P.K.: Es evidente que todavía hay violencia política en curso y una escalada de ataques contra líderes sociales y activistas. Esto no quiere decir que el acuerdo de 2016 no fuera un logro, pero quedan muchos desafíos. Uno de los militares colombianos retirados que entrevisté me dijo algo interesante en los meses previos a la votación por la paz. Dijo que si se aprobaba la votación, Colombia tendría que hacer un esfuerzo renovado en materia de derechos humanos. Fue una declaración que me sorprendió, dada la forma franca y sin remordimientos en que ya me había hablado sobre los brutales desafíos de librar una guerra civil. Pero su interés, explicó, era puramente pragmático. La violencia mal controlada puede generar fácilmente más violencia.
SEMANA: En su novela hay otro personaje que se llama Lisette, una periodista de guerra que, con el tiempo, pierde la habilidad de sentir en medio del horror. A usted, como veterano de guerra y escritor, ¿alguna vez le pasó?
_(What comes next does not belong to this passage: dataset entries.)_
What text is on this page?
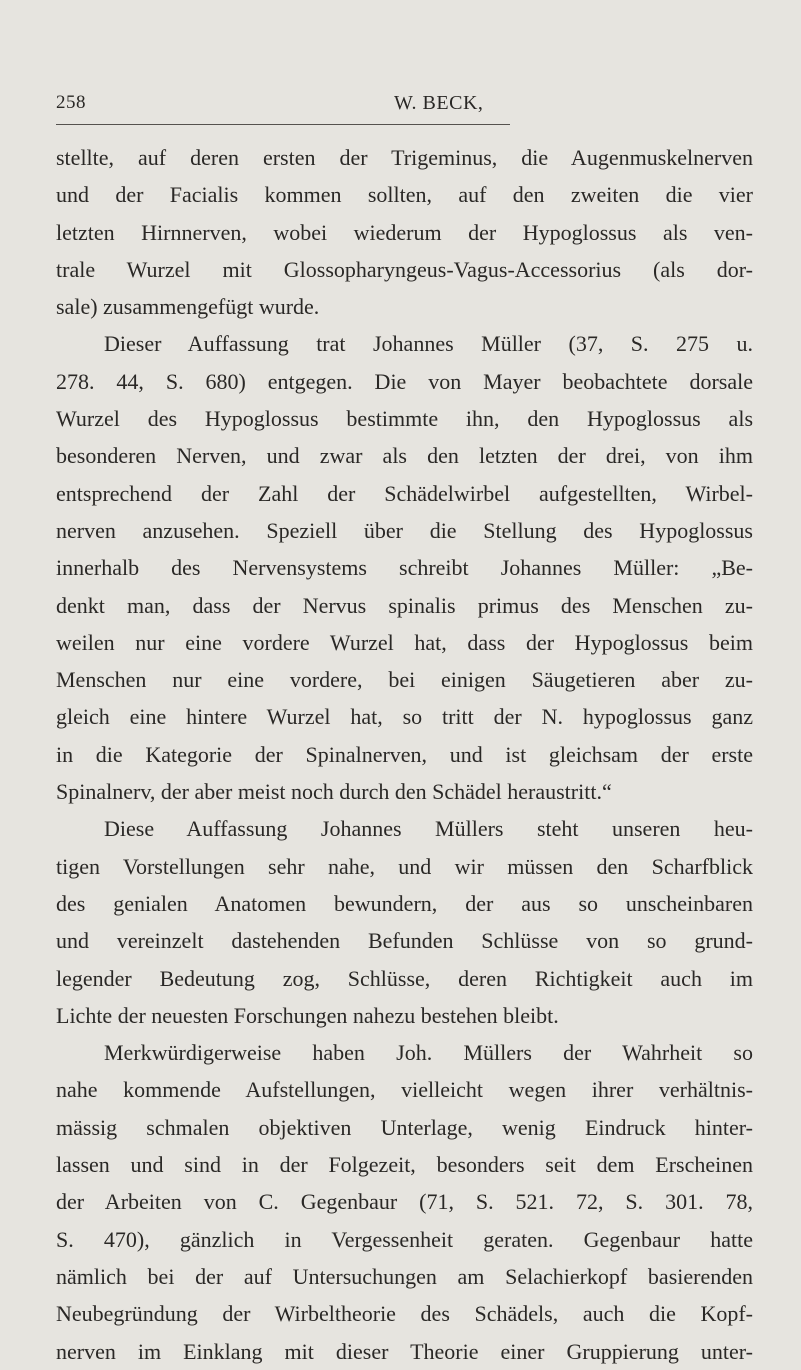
258	W. BECK,
stellte, auf deren ersten der Trigeminus, die Augenmuskelnerven
und der Facialis kommen sollten, auf den zweiten die vier
letzten Hirnnerven, wobei wiederum der Hypoglossus als ven-
trale Wurzel mit Glossopharyngeus-Vagus-Accessorius (als dor-
sale) zusammengefügt wurde.
Dieser Auffassung trat Johannes Müller (37, S. 275 u.
278. 44, S. 680) entgegen. Die von Mayer beobachtete dorsale
Wurzel des Hypoglossus bestimmte ihn, den Hypoglossus als
besonderen Nerven, und zwar als den letzten der drei, von ihm
entsprechend der Zahl der Schädelwirbel aufgestellten, Wirbel-
nerven anzusehen. Speziell über die Stellung des Hypoglossus
innerhalb des Nervensystems schreibt Johannes Müller: „Be-
denkt man, dass der Nervus spinalis primus des Menschen zu-
weilen nur eine vordere Wurzel hat, dass der Hypoglossus beim
Menschen nur eine vordere, bei einigen Säugetieren aber zu-
gleich eine hintere Wurzel hat, so tritt der N. hypoglossus ganz
in die Kategorie der Spinalnerven, und ist gleichsam der erste
Spinalnerv, der aber meist noch durch den Schädel heraustritt.“
Diese Auffassung Johannes Müllers steht unseren heu-
tigen Vorstellungen sehr nahe, und wir müssen den Scharfblick
des genialen Anatomen bewundern, der aus so unscheinbaren
und vereinzelt dastehenden Befunden Schlüsse von so grund-
legender Bedeutung zog, Schlüsse, deren Richtigkeit auch im
Lichte der neuesten Forschungen nahezu bestehen bleibt.
Merkwürdigerweise haben Joh. Müllers der Wahrheit so
nahe kommende Aufstellungen, vielleicht wegen ihrer verhältnis-
mässig schmalen objektiven Unterlage, wenig Eindruck hinter-
lassen und sind in der Folgezeit, besonders seit dem Erscheinen
der Arbeiten von C. Gegenbaur (71, S. 521. 72, S. 301. 78,
S. 470), gänzlich in Vergessenheit geraten. Gegenbaur hatte
nämlich bei der auf Untersuchungen am Selachierkopf basierenden
Neubegründung der Wirbeltheorie des Schädels, auch die Kopf-
nerven im Einklang mit dieser Theorie einer Gruppierung unter-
P.K.: Graham Greene dijo una vez que hay una astilla de hielo en el corazón de todo novelista. Eso es cierto para cualquiera cuyo trabajo involucra cosas horribles. Y el mundo a veces te presentará una muestra de mucho más sufrimiento del que realmente puedes asimilar. Al principio de mi estadía en Irak hubo un atentado suicida en una ciudad cercana. El atacante había detonado la bomba entre familias que iban a la mezquita, y ayudé a llevar la camilla de un niño herido. Nunca había visto heridas como esas, nunca entendí realmente lo que hacen las bombas en los cuerpos humanos. Y pensé: “Nunca olvidaré la cara de este niño”. Pero al final de la noche, no podría haber identificado a ese niño dentro de una fila de gente. Simplemente había demasiados rostros similares, y todo se apoderó de mí en una especie de entumecimiento. Como escritor, puede ser así, especialmente durante la investigación, cuando se está reuniendo el material de manera profesional. Pero cuando realmente me meto en la escritura tengo que dejar atrás eso y convertirlo en algo más crudo y doloroso.